Si "God’s War" est un bon roman (d’autant qu’il est un premier), ce n’est pas un très bon roman.
La narration est parfois confuse.
L’auteur abuse à mon avis des rebondissements spectaculaires impliquant les ennemis de Nyx, dont on finit par avoir du mal à admettre qu’ils soient aussi omniscients, omnipotents, omniprésents, et dont les motivations ne sont pas toujours d’une clarté limpide.

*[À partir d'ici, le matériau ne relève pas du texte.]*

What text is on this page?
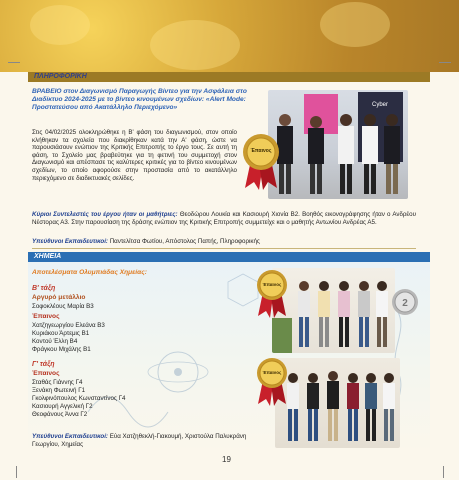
ΠΛΗΡΟΦΟΡΙΚΗ
ΒΡΑΒΕΙΟ στον Διαγωνισμό Παραγωγής Βίντεο για την Ασφάλεια στο Διαδίκτυο 2024-2025 με το βίντεο κινουμένων σχεδίων: «Alert Mode: Προστατεύσου από Ακατάλληλο Περιεχόμενο»
Στις 04/02/2025 ολοκληρώθηκε η Β' φάση του διαγωνισμού, στον οποίο κλήθηκαν τα σχολεία που διακρίθηκαν κατά την Α' φάση, ώστε να παρουσιάσουν ενώπιον της Κριτικής Επιτροπής το έργο τους. Σε αυτή τη φάση, το Σχολείο μας βραβεύτηκε για τη φετινή του συμμετοχή στον Διαγωνισμό και απέσπασε τις καλύτερες κριτικές για το βίντεο κινουμένων σχεδίων, το οποίο αφορούσε στην προστασία από το ακατάλληλο περιεχόμενο σε διαδικτυακές σελίδες.
Cyber
Έπαινος
Κύριοι Συντελεστές του έργου ήταν οι μαθήτριες: Θεοδώρου Λουκία και Κασιουρή Χιονία Β2. Βοηθός εικονογράφησης ήταν ο Ανδρέου Νέστορας Α3. Στην παρουσίαση της δράσης ενώπιον της Κριτικής Επιτροπής συμμετείχε και ο μαθητής Αντωνίου Ανδρέας Α5.
Υπεύθυνοι Εκπαιδευτικοί: Παντελίτσα Φωτίου, Απόστολος Παπής, Πληροφορικής
ΧΗΜΕΙΑ
Αποτελέσματα Ολυμπιάδας Χημείας:
Β' τάξη
Αργυρό μετάλλιο
Σοφοκλέους Μαρία Β3
Έπαινος
Χατζηγεωργίου Ελεάνα Β3
Κυριάκου Άρτεμις Β1
Κοντού Έλλη Β4
Φράγκου Μιχάλης Β1
Γ' τάξη
Έπαινος
Σταθάς Γιάννης Γ4
Ξενάκη Φωτεινή Γ1
Γκολφινόπουλος Κωνσταντίνος Γ4
Κασιουρή Αγγελική Γ2
Θεοφάνους Άννα Γ2
Έπαινος
2
Έπαινος
Υπεύθυνοι Εκπαιδευτικοί: Εύα Χατζηθεκλή-Γιακουμή, Χριστούλα Παλυκράνη Γεωργίου, Χημείας
19
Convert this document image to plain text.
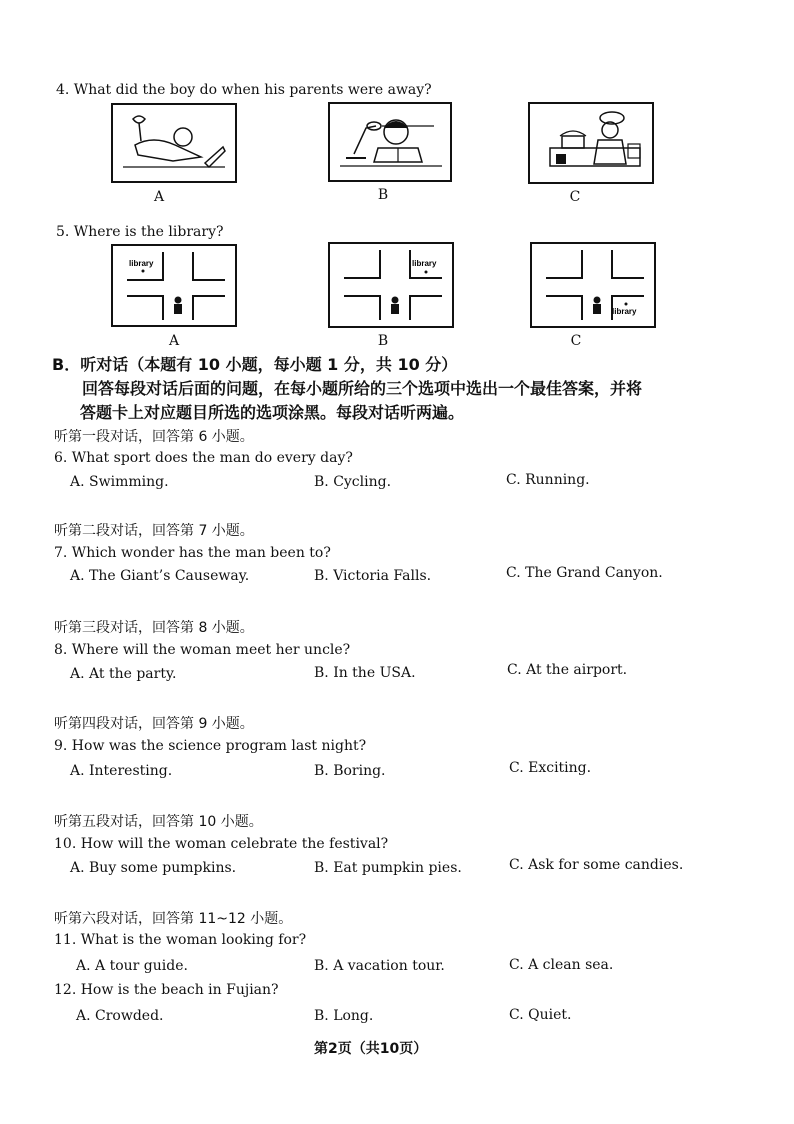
4. What did the boy do when his parents were away?
A	B	C
5. Where is the library?
library
A
library
B
library
C
B．听对话（本题有 10 小题，每小题 1 分，共 10 分）
回答每段对话后面的问题，在每小题所给的三个选项中选出一个最佳答案，并将
答题卡上对应题目所选的选项涂黑。每段对话听两遍。
听第一段对话，回答第 6 小题。
6. What sport does the man do every day?
A. Swimming.	B. Cycling.	C. Running.
听第二段对话，回答第 7 小题。
7. Which wonder has the man been to?
A. The Giant’s Causeway.	B. Victoria Falls.	C. The Grand Canyon.
听第三段对话，回答第 8 小题。
8. Where will the woman meet her uncle?
A. At the party.	B. In the USA.	C. At the airport.
听第四段对话，回答第 9 小题。
9. How was the science program last night?
A. Interesting.	B. Boring.	C. Exciting.
听第五段对话，回答第 10 小题。
10. How will the woman celebrate the festival?
A. Buy some pumpkins.	B. Eat pumpkin pies.	C. Ask for some candies.
听第六段对话，回答第 11~12 小题。
11. What is the woman looking for?
A. A tour guide.	B. A vacation tour.	C. A clean sea.
12. How is the beach in Fujian?
A. Crowded.	B. Long.	C. Quiet.
第2页（共10页）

Certains éléments de contexte sont étranges pour le moins. Passons sur les métamorphes qui sont peut-être le résultat d’expériences génétiques antérieures, même si là on est plus dans la magie que dans la science, mais que dire des salles de boxe ? Les magiciens se passionnent pour la boxe, leurs bases se trouvent dans des salles de boxe qui sont toutes reliées entre elles par un chemin « magique » qui permet d’aller de l’une à l’autre quelle que soit la distance réelle qui les sépare. La proie de Nyx, d’ailleurs, se passionne aussi pour la boxe et c’est cette passion qui la perdra. Qu’a voulu dire Hurley ? Je l’ignore complètement.
Au final, God’s War crée un monde et des personnages différents et passionnants, sur lesquels j’aimerais lire à l’avenir une meilleure histoire.
God’s War, Kameron Hurley

Commentaires

Efelle a dit…
Un auteur à suivre s'il arrive à se bonifier donc...
Les défauts que tu cites me font faire l'impasse sur ce livre. On verra lors d'une prochaine chronique.
Gromovar a dit…
Ya une suite : Infidel. Je verrai à l'occasion ce que ça vaut.